Gereç-Yöntem: 2011-2016 yılları arasında kliniğimizde takip ve tedavi edilen PUV tanısı konulan hastalar değerlendirilerek klinik, radyolojik, ürodinamik parametreler ve tedavi prosedürleri retrospektif olarak incelendi.

 

Bulgular: 26 hasta değerlendirmeye alındı. Tanı yaşı ortanca olarak 10,45 aydı (0,3-128 ay). ortanca takip süresi 37 aydı. 23 hastada hidronefroz mevcuttu. Toplam 12 hastada grade IV-V VUR olduğu görüldü. 1 hastada hidronefroz (HN) olmadan VUR, 12 hastada VUR olmadan HN var idi. 2 hastada PUV lehine olabilecek ultrason (USG) ve voiding sistoüretrografi (VCUG) bulgusu yoktu. Hastaların 17 sine 27 ek girişimde bulunuldu (10 rezidüel valv ablazyonu, 1 vizüel üretratomi, 6 sistoskopi, 4 UNC, 2 STING, 2 vezikostomi, 1 nefrostomi takılması,1 jj stent takılması). Birincil PUV ablazyonundan sonra, 1 hastaya persiste eden VUR’ye eşlik eden tekrarlayan üriner sistem enfeksiyonu nedeniyle ilk önce STING ve ikincil olarak üreteroneosistostomi (UNC) uygulandı. Yeniden PUV ablazyonu uygulandıktan sonra 3 hastaya (1 UV darlık, 2 kalıcı VUR nedenli) UNC uygulandı. Tüm işlemlerden sonra USG'de 6 hastada hidronefrozda artış görüldü. Bu 6 hastada da karakteristik PUV mesanesi bulguları vardı. Sadece iki hastada renal fonksiyonlarda bozulma oldu.
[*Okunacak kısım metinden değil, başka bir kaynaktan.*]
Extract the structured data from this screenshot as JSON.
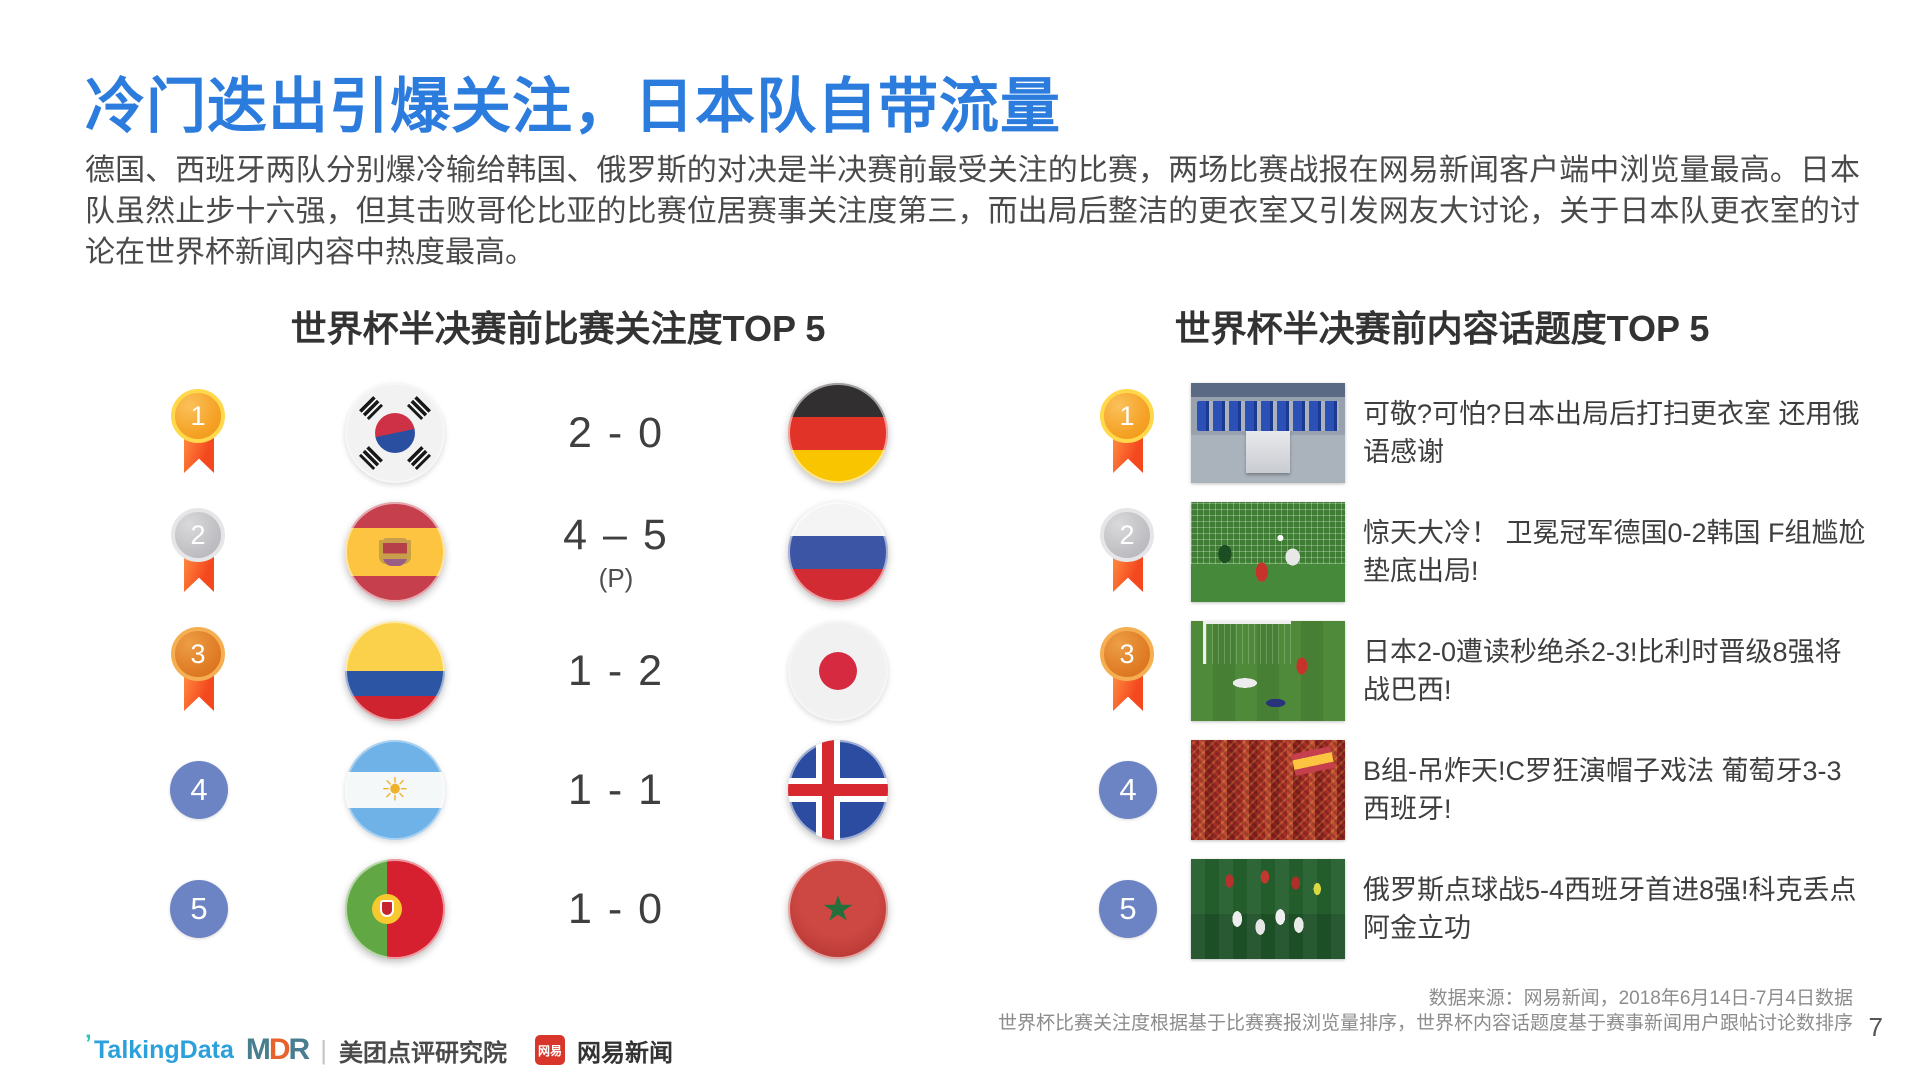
{
  "slide": {
    "title": "冷门迭出引爆关注，日本队自带流量",
    "intro": "德国、西班牙两队分别爆冷输给韩国、俄罗斯的对决是半决赛前最受关注的比赛，两场比赛战报在网易新闻客户端中浏览量最高。日本队虽然止步十六强，但其击败哥伦比亚的比赛位居赛事关注度第三，而出局后整洁的更衣室又引发网友大讨论，关于日本队更衣室的讨论在世界杯新闻内容中热度最高。",
    "page_number": "7"
  },
  "match_ranking": {
    "title": "世界杯半决赛前比赛关注度TOP 5",
    "rows": [
      {
        "rank": "1",
        "team1": "south-korea",
        "score": "2 - 0",
        "team2": "germany"
      },
      {
        "rank": "2",
        "team1": "spain",
        "score": "4 – 5",
        "note": "(P)",
        "team2": "russia"
      },
      {
        "rank": "3",
        "team1": "colombia",
        "score": "1 - 2",
        "team2": "japan"
      },
      {
        "rank": "4",
        "team1": "argentina",
        "score": "1 - 1",
        "team2": "iceland"
      },
      {
        "rank": "5",
        "team1": "portugal",
        "score": "1 - 0",
        "team2": "morocco"
      }
    ]
  },
  "topic_ranking": {
    "title": "世界杯半决赛前内容话题度TOP 5",
    "rows": [
      {
        "rank": "1",
        "headline": "可敬?可怕?日本出局后打扫更衣室 还用俄语感谢",
        "image": "japan-locker-room"
      },
      {
        "rank": "2",
        "headline": "惊天大冷！ 卫冕冠军德国0-2韩国 F组尴尬垫底出局!",
        "image": "germany-korea-upset"
      },
      {
        "rank": "3",
        "headline": "日本2-0遭读秒绝杀2-3!比利时晋级8强将战巴西!",
        "image": "japan-belgium-match"
      },
      {
        "rank": "4",
        "headline": "B组-吊炸天!C罗狂演帽子戏法 葡萄牙3-3西班牙!",
        "image": "portugal-spain-fans"
      },
      {
        "rank": "5",
        "headline": "俄罗斯点球战5-4西班牙首进8强!科克丢点阿金立功",
        "image": "russia-penalty-celebration"
      }
    ]
  },
  "icons": {
    "argentina_sun": "☀"
  },
  "footer": {
    "source_line1": "数据来源：网易新闻，2018年6月14日-7月4日数据",
    "source_line2": "世界杯比赛关注度根据基于比赛赛报浏览量排序，世界杯内容话题度基于赛事新闻用户跟帖讨论数排序",
    "logos": {
      "talkingdata": "TalkingData",
      "mdr_m": "M",
      "mdr_d": "D",
      "mdr_r": "R",
      "separator": "|",
      "meituan": "美团点评研究院",
      "netease_badge": "网易",
      "netease": "网易新闻"
    }
  },
  "colors": {
    "title_blue": "#2C7CDE",
    "body_text": "#4A4A4A",
    "gold": "#F5A226",
    "silver": "#BFBFC3",
    "bronze": "#DF7B24",
    "rank_blue": "#6D84C4",
    "ribbon_orange": "#F4481F"
  }
}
Son kontrol VCUG da hiçbir hastada VUR tespit edilemedi.

 

Sonuç: Primer valv ablazyonundan sonra rezidüel valf kalıntılarının varlığı ayrıntılı klinik, radyolojik ve endoskopik değerlendirme ile doğrulanmalıdır. Ayrıca antireflü prosedürleri yeterli valv ablazyonu sonrası devam eden VUR veya UV darlık ve rekürren enfeksiyon, mesane boşalmasını engelleyen masif VUR veya renal fonksiyonlarda bozulma meydana geldiğinde uygulanmalıdır.